Okay so what speed, are you running this at. Especially at that depth.

About 8k’s, Four-point eight to five hectares an hour.

And fuel usage per hour, What do you reckon?

It depends on what you drag it into. It varies really on the soil structure. We were in a paddock the other day that ran from forty-six litres to 90 litres, yeah so in the heavy compacted sodic and waterlogged end, it was using everything we had. and then by the time we got to the other end, where we’re running at 1500 revs and 10th gear and just rolling along.

Has it been an easy machine to set up and use ? and as you know three-meter transport is a big advantage for getting around roads, but when you get it to the field, is it easy to set up and go, or do you just leave it?

It’s Set-and-forget for us, once we get it set up at the depth we want, we just drag it at that depth. With the disc’s the biggest thing will be whether we’re getting any movement in the discs, if it’s a bit tight or a bit dry and the discs start the chatter, we’ll actually put some shims in and take some weight off the discs, because that seems to be the thing that pulls us up is, how much weight we put in the discs and we really make it plough.

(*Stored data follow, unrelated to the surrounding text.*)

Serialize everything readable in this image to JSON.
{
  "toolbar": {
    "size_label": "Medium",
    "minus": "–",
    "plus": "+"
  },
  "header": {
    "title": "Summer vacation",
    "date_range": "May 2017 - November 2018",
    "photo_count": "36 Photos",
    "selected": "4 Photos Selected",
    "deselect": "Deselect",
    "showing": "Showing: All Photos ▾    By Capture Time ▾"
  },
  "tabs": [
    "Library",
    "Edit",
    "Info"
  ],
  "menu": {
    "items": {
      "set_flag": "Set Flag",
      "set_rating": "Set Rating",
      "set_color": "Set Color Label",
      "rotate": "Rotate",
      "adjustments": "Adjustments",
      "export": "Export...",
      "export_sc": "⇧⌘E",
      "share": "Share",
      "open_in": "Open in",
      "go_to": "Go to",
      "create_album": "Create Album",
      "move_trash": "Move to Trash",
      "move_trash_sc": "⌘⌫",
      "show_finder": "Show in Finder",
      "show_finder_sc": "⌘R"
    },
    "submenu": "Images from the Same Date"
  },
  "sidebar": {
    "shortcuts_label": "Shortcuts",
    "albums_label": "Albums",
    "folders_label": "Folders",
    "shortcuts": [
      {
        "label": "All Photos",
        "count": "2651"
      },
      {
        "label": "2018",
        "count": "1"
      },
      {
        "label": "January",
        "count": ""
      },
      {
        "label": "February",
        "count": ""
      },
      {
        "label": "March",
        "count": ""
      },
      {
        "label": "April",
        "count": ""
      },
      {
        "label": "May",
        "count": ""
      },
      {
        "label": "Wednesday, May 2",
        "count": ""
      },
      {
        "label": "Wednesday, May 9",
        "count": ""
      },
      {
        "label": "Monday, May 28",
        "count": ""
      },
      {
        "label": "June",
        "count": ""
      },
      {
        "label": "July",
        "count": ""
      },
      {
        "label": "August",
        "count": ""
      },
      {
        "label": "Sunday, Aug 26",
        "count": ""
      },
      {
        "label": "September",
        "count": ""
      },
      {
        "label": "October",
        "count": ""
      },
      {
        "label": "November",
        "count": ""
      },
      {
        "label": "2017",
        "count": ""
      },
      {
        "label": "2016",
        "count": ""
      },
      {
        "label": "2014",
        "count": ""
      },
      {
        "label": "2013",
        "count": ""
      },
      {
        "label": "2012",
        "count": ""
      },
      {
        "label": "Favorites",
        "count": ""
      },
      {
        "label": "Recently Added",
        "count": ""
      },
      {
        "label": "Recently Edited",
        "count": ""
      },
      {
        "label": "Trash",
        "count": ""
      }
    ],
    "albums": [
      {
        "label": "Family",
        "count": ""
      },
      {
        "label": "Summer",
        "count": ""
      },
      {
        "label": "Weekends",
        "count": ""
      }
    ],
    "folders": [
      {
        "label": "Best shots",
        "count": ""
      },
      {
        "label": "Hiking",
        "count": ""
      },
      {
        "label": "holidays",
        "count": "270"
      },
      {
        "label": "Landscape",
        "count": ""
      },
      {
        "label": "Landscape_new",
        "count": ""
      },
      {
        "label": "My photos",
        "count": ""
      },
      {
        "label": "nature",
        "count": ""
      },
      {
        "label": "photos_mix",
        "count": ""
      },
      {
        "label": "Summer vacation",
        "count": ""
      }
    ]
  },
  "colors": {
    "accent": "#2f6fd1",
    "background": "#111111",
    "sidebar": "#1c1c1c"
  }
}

The point of these interviews is to talk to farmers that have had the machines in the field for quite a while and just to see how the reliability is of the Machine, how its performed, are you
seeing a benefit in cost saving or a yield increase? and would you say you’re happy with the reliability of the machine?

Honestly, we had a couple of instances with a few bolts breaking but I can’t remember any at any stage that it’s let us down. We drive into
a paddock and drive out a week later and it’s still rolling. A few grease points other than that, the reliability, it’s as good
as you get I think.

And the engineering quality?

… Ah well, Horsch is Horsch. It’s the Rolls-Royce if you want something
built properly, and welded properly, and even finished properly.

So in finishing, would you recommend the Tiger to other farmers and if so, why would you?

Well, I would buy another one and run two of them,  that’s how impressed we are with it. I think the fact that we can set it up as a deep ripper,  we lift the top ring packer on the back and we lift the discs up and just run as tynes, or we can put the discs right in and lift the tines out so we’re using it as a plough. So we’ve got three machines in one, and we can if we want to, set it to do exactly the job we want and we know that it’s going to work and we know that things aren’t going to fall off it.

I would definitely recommend  the Tiger, if anyone is even contemplating buying a plough, this is what I’d buy.

So as a tool in the shed would how would you rate this one?

I think most tools you have do one job, this one’s doing three. so its a multi tool.